Daniel Lemire's blog

, 2 min read

How to build robust systems

Millions of little things go wrong in your body every minute. Your brain processes the data in a noisy manner. Even trained mathematicians can’t think logically most of the time.

In our economy, most companies fail within a decade. Most products are flawed.

Over a million people die every year in car accidents. We have made cars much safer over the last few decades, not by turning them into tanks or by limiting speed to 10 km/h, but by adding air bags and other security features that make accidents less harmful.

A large fraction of our software is built in C. The C language is great, but it does not easily lend itself to a rigorous analysis. For example, a lot of production C software relies on “undefined” behavior that is compiler specific.

Irrespective of the programming language you choose, your software will run out of resources, it will contain bugs… Faults are unavoidable but our computers still keep us productive and entertained.

There are two distinct strategies to build robust systems:

  1. You can reduce the possibility of a fault.
  2. You can reduce the harm when faults do occur.

We all know what it means to reduce the possibility of a fault… we can make software safer by adding more checks, we can train better drivers… But what does the latter (reducing harm) means concretely? Our bodies are designed so that even if hundreds of our cells break down you barely notice it. Our economy can keep working even if a large fraction of its enterprises fail. Robust software systems are all around us. For example, modern operating systems (Linux, Windows, Android, iOS, macOS) can sustain many faults before failing. Our web servers (e.g., Apache) have often long streams of error logs.

As a programmer, it is simply not possible to account for everything that may go wrong. Systems have limited resources (e.g., memory) and these may run out at any time.
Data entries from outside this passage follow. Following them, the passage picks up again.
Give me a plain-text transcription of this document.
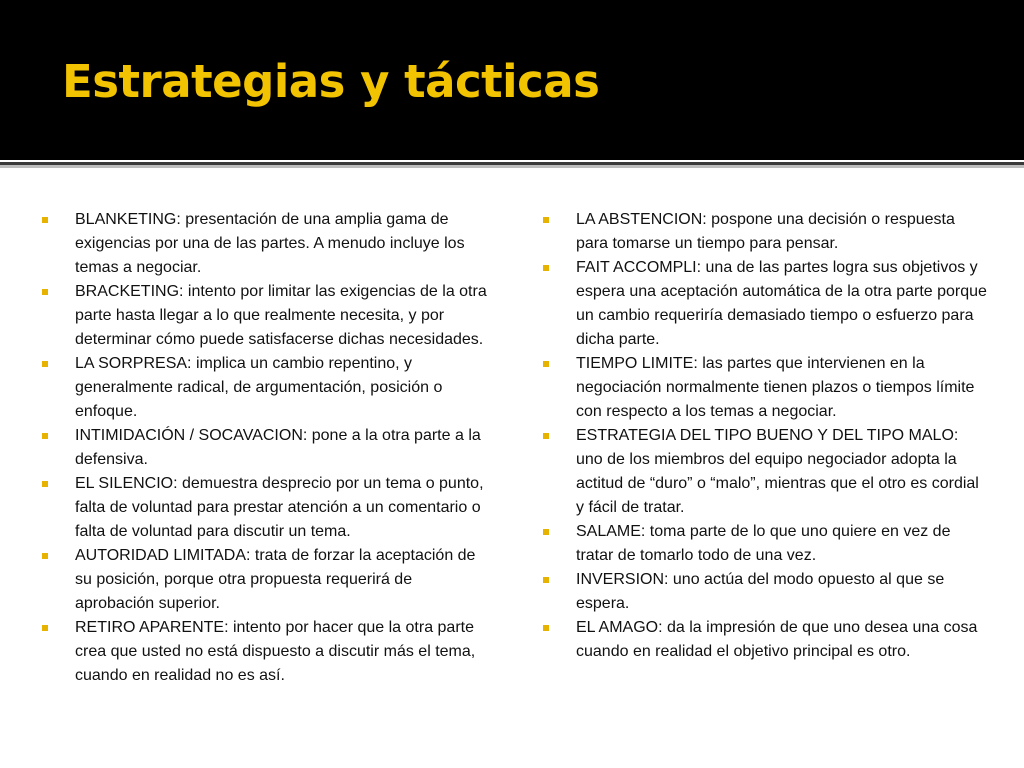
Estrategias y tácticas
BLANKETING: presentación de una amplia gama de exigencias por una de las partes. A menudo incluye los temas a negociar.
BRACKETING: intento por limitar las exigencias de la otra parte hasta llegar a lo que realmente necesita, y por determinar cómo puede satisfacerse dichas necesidades.
LA SORPRESA: implica un cambio repentino, y generalmente radical, de argumentación, posición o enfoque.
INTIMIDACIÓN / SOCAVACION: pone a la otra parte a la defensiva.
EL SILENCIO: demuestra desprecio por un tema o punto, falta de voluntad para prestar atención a un comentario o falta de voluntad para discutir un tema.
AUTORIDAD LIMITADA: trata de forzar la aceptación de su posición, porque otra propuesta requerirá de aprobación superior.
RETIRO APARENTE: intento por hacer que la otra parte crea que usted no está dispuesto a discutir más el tema, cuando en realidad no es así.
LA ABSTENCION: pospone una decisión o respuesta para tomarse un tiempo para pensar.
FAIT ACCOMPLI: una de las partes logra sus objetivos y espera una aceptación automática de la otra parte porque un cambio requeriría demasiado tiempo o esfuerzo para dicha parte.
TIEMPO LIMITE: las partes que intervienen en la negociación normalmente tienen plazos o tiempos límite con respecto a los temas a negociar.
ESTRATEGIA DEL TIPO BUENO Y DEL TIPO MALO: uno de los miembros del equipo negociador adopta la actitud de “duro” o “malo”, mientras que el otro es cordial y fácil de tratar.
SALAME: toma parte de lo que uno quiere en vez de tratar de tomarlo todo de una vez.
INVERSION: uno actúa del modo opuesto al que se espera.
EL AMAGO: da la impresión de que uno desea una cosa cuando en realidad el objetivo principal es otro.
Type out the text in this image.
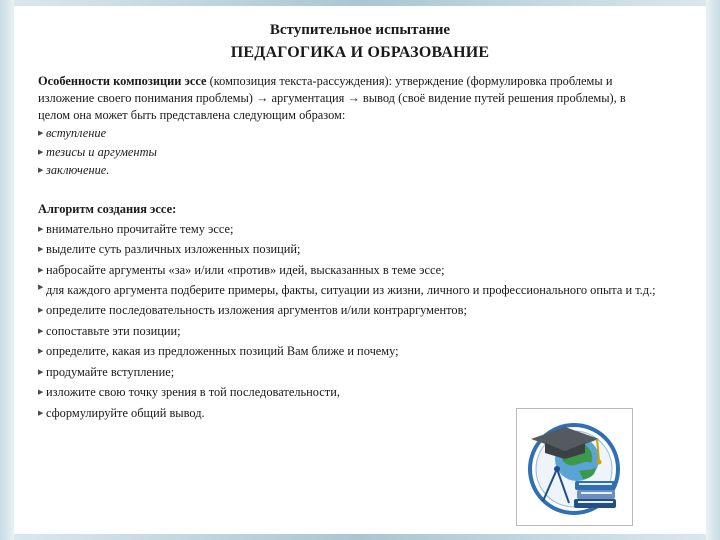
Вступительное испытание
ПЕДАГОГИКА И ОБРАЗОВАНИЕ

Особенности композиции эссе (композиция текста-рассуждения): утверждение (формулировка проблемы и изложение своего понимания проблемы) → аргументация → вывод (своё видение путей решения проблемы), в целом она может быть представлена следующим образом:

▶ вступление
▶ тезисы и аргументы
▶ заключение.

Алгоритм создания эссе:

▶ внимательно прочитайте тему эссе;
▶ выделите суть различных изложенных позиций;
▶ набросайте аргументы «за» и/или «против» идей, высказанных в теме эссе;
▶ для каждого аргумента подберите примеры, факты, ситуации из жизни, личного и профессионального опыта и т.д.;
▶ определите последовательность изложения аргументов и/или контраргументов;
▶ сопоставьте эти позиции;
▶ определите, какая из предложенных позиций Вам ближе и почему;
▶ продумайте вступление;
▶ изложите свою точку зрения в той последовательности,
▶ сформулируйте общий вывод.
Your memory and storage may become corrupted… there is a small but non-zero probability that a single bit may flip. For example, cosmic rays are bound to corrupt slightly your memory. We can shield memory and storage, and add layers of redundancy… but, beyond a certain point, reducing the possibility of a fault becomes tremendously complicated and expensive… and it becomes far more economical to minimize the harm due to expected faults.